To find the area of Mike's dilated triangle, we first calculate the area of the original triangle using the formula for the area of a triangle:
\[ \text{Area} = \frac{1}{2} \times \text{base} \times \text{height} \]
The original triangle has a height of 4 inches and a base of 6 inches. Therefore, the area of the original triangle is:
\[ \text{Area} = \frac{1}{2} \times 6 \times 4 = \frac{1}{2} \times 24 = 12 \text{ square inches} \]
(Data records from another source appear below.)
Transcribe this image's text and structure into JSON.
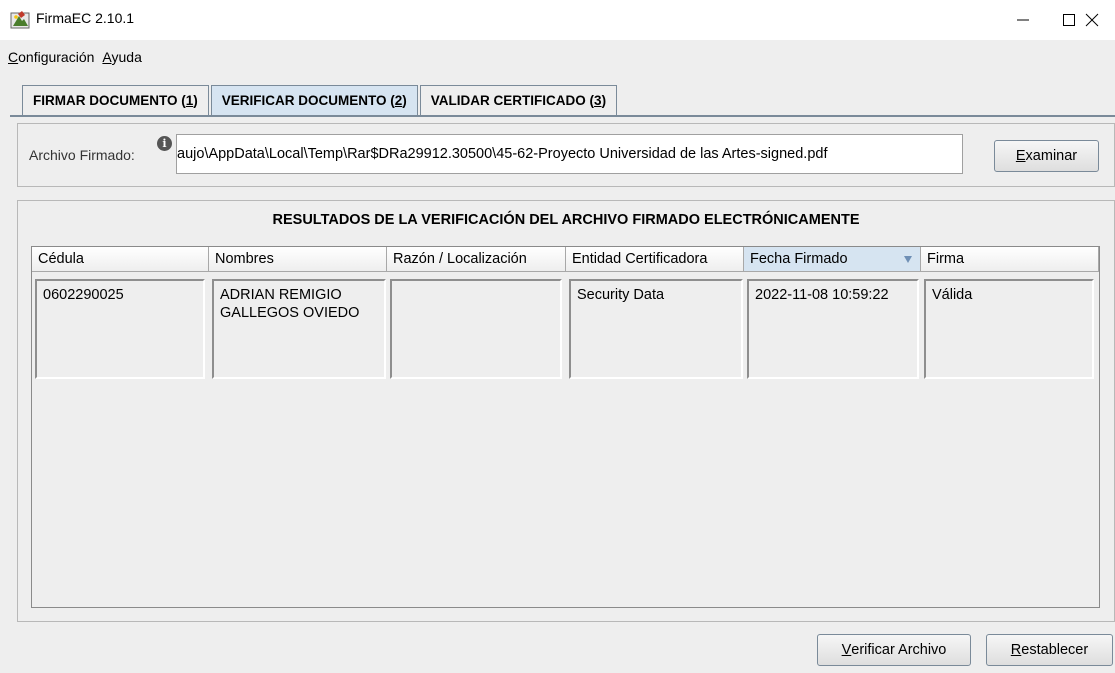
{
  "window": {
    "title": "FirmaEC 2.10.1",
    "controls": {
      "minimize": "—",
      "maximize": "☐",
      "close": "✕"
    }
  },
  "menu": {
    "items": [
      {
        "mnemonic": "C",
        "rest": "onfiguración"
      },
      {
        "mnemonic": "A",
        "rest": "yuda"
      }
    ]
  },
  "tabs": [
    {
      "label": "FIRMAR DOCUMENTO (",
      "mnemonic": "1",
      "close": ")",
      "active": false
    },
    {
      "label": "VERIFICAR DOCUMENTO (",
      "mnemonic": "2",
      "close": ")",
      "active": true
    },
    {
      "label": "VALIDAR CERTIFICADO (",
      "mnemonic": "3",
      "close": ")",
      "active": false
    }
  ],
  "file": {
    "label": "Archivo Firmado:",
    "value": "aujo\\AppData\\Local\\Temp\\Rar$DRa29912.30500\\45-62-Proyecto Universidad de las Artes-signed.pdf",
    "browse_mnemonic": "E",
    "browse_rest": "xaminar"
  },
  "results": {
    "title": "RESULTADOS DE LA VERIFICACIÓN DEL ARCHIVO FIRMADO ELECTRÓNICAMENTE",
    "columns": [
      "Cédula",
      "Nombres",
      "Razón / Localización",
      "Entidad Certificadora",
      "Fecha Firmado",
      "Firma"
    ],
    "sorted_column": "Fecha Firmado",
    "rows": [
      {
        "cedula": "0602290025",
        "nombres_line1": "ADRIAN REMIGIO",
        "nombres_line2": "GALLEGOS OVIEDO",
        "razon": "",
        "entidad": "Security Data",
        "fecha": "2022-11-08 10:59:22",
        "firma": "Válida"
      }
    ]
  },
  "actions": {
    "verify_mnemonic": "V",
    "verify_rest": "erificar Archivo",
    "reset_mnemonic": "R",
    "reset_rest": "establecer"
  },
  "colors": {
    "accent_tab": "#d6e4f1",
    "sort_arrow": "#6f8fb5"
  }
}
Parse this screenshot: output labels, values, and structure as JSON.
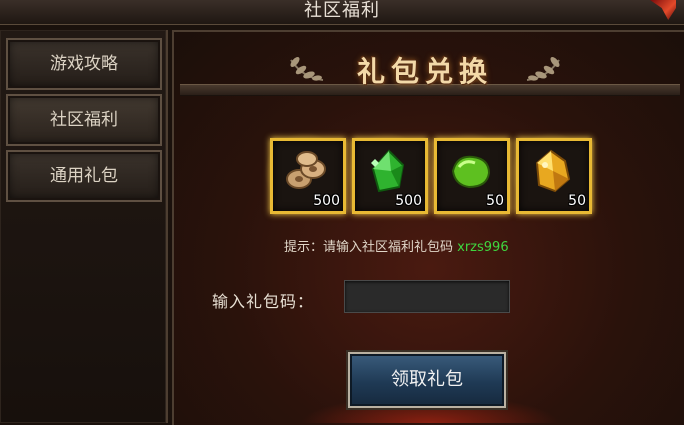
{
  "window": {
    "title": "社区福利"
  },
  "sidebar": {
    "items": [
      {
        "label": "游戏攻略"
      },
      {
        "label": "社区福利"
      },
      {
        "label": "通用礼包"
      }
    ]
  },
  "main": {
    "banner_title": "礼包兑换",
    "rewards": [
      {
        "icon": "copper-coins-icon",
        "count": "500"
      },
      {
        "icon": "green-crystal-icon",
        "count": "500"
      },
      {
        "icon": "green-gem-icon",
        "count": "50"
      },
      {
        "icon": "golden-ore-icon",
        "count": "50"
      }
    ],
    "hint_prefix": "提示：请输入社区福利礼包码 ",
    "hint_code": "xrzs996",
    "input_label": "输入礼包码：",
    "input_value": "",
    "claim_button": "领取礼包"
  },
  "colors": {
    "accent_gold": "#e8b934",
    "hint_green": "#3fd63f",
    "button_blue": "#1f3a55"
  }
}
Since the triangle is dilated by a scale factor of 2.5, the dimensions of the triangle after dilation will be multiplied by this scale factor. The new dimensions are:
- Height: \(4 \times 2.5 = 10\) inches
- Base: \(6 \times 2.5 = 15\) inches
Now, we calculate the area of the dilated triangle using the same area formula:
\[ \text{Area}{\text{dilated}} = \frac{1}{2} \times \text{base}{\text{dilated}} \times \text{height}_{\text{dilated}} = \frac{1}{2} \times 15 \times 10 \]
Calculating this gives:
\[ \text{Area}_{\text{dilated}} = \frac{1}{2} \times 150 = 75 \text{ square inches} \]
Thus, the area of Mike's dilated triangle is 75 square inches.
The correct response is: 75.